A Government Clearinghouse for Reporting Breach Info?

Breaches and bots share much in common including the damage they do to consumers and the US economy but also the need for government action. At the October 2011 Online Trust Alliance Forum meeting I attended two sessions on breaches. The panelists included lawyers and CSO’s who have been engaged on multiple breaches. I wrote and regularly tested AOL’s breach plan. The discussions and my experience indicate that breaches get reported (unfortunately not all are reported) to multiple groups from the local police department to the FBI, Secret Service, and other Federal/state agencies. This hodgepodge of reporting results in an incomplete view of essential statistics. Data on breaches becomes widely-varied guesses. There needs to be a central government clearinghouse where all breaches are reported. 1-800-DATABREACH. This clearinghouse then collects statistics and parses the cases to the appropriate agency for investigation.

More importantly the hodgepodge of reporting results in the inability to collect information on the cause and the cures which is essential to share with other companies. My experience with Internet crime shows that the bad guys continually exploit the same techniques. The clearinghouse should be sharing data on the exploit and recommendations to prevent the problem from reoccurring.

The clearinghouse also needs to be sharing data about the individuals who were breached so that other sites where the same user authentication data is used can be shut down. In other words it is very common for sites to use an email address as the user ID. Sites have the terrible habit of using email addresses as the user ID for convenience purposes. Consumers have the terrible habit of using the same password on multiple sites. The bad guys know this and once user names are compromised at one site the bad guys are using the same info to compromise individual accounts at financial institutions, ISPs, etc. In fact there is a website in which you can check to see if your email address has been compromised. The clearinghouse should make available to vetted companies the compromised email addresses and passwords so that sites can test the combination and temporarily shut off access before additional accounts get compromised.
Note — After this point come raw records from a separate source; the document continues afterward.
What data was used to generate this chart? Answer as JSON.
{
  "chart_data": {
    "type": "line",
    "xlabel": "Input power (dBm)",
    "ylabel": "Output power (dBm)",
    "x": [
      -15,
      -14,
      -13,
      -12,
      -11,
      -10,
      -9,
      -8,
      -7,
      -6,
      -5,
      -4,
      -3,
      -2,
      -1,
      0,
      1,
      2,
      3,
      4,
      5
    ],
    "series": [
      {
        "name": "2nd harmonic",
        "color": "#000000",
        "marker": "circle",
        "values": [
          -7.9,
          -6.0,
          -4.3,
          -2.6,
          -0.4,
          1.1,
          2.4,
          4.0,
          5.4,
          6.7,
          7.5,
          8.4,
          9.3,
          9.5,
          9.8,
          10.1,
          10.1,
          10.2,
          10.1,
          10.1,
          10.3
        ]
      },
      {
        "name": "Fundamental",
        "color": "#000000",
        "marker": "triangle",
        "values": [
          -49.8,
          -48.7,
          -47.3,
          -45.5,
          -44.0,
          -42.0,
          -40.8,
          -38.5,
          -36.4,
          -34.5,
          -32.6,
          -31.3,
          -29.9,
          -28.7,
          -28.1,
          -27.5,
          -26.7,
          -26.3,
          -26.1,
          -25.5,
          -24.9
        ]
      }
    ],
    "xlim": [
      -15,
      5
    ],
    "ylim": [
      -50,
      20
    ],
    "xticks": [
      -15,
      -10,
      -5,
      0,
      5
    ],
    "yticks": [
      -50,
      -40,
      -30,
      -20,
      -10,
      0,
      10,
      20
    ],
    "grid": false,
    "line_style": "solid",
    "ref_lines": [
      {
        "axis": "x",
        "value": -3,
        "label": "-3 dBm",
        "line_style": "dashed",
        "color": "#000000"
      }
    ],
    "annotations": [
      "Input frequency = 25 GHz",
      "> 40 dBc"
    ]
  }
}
How NOT to Publicize Your Privacy Policy – Spotify.Com

I like the idea of giving users easy access to your privacy policy and terms of use. I wish more sites would not hide their policies. On the other hand when you put the policy in the face of your users (i.e.,when they log in), it should be concise, not written in legalese, and use proper English (or whatever language your site uses). I logged into Spotify.Com, the hot free music streaming service. Immediately the new privacy policy is in the users face.  First line: Spotify Terms and Conditions of Use. OK. Next sentence: Effective as from 14 October 2011. I guess this means effective as of October 14. Next sentence is absolute legalese. 62 words long and four lines of text. The next sentence is eight lines long. I continue reading. The entire agreement takes 26 mouse clicks to read. I defy anyone to read it in less than 15 minutes. My mom is very smart but she would have no idea what the words mean nor would she have the patience to read this. It doesn’t pass the “mom test.”

We privacy professionals have got to do better.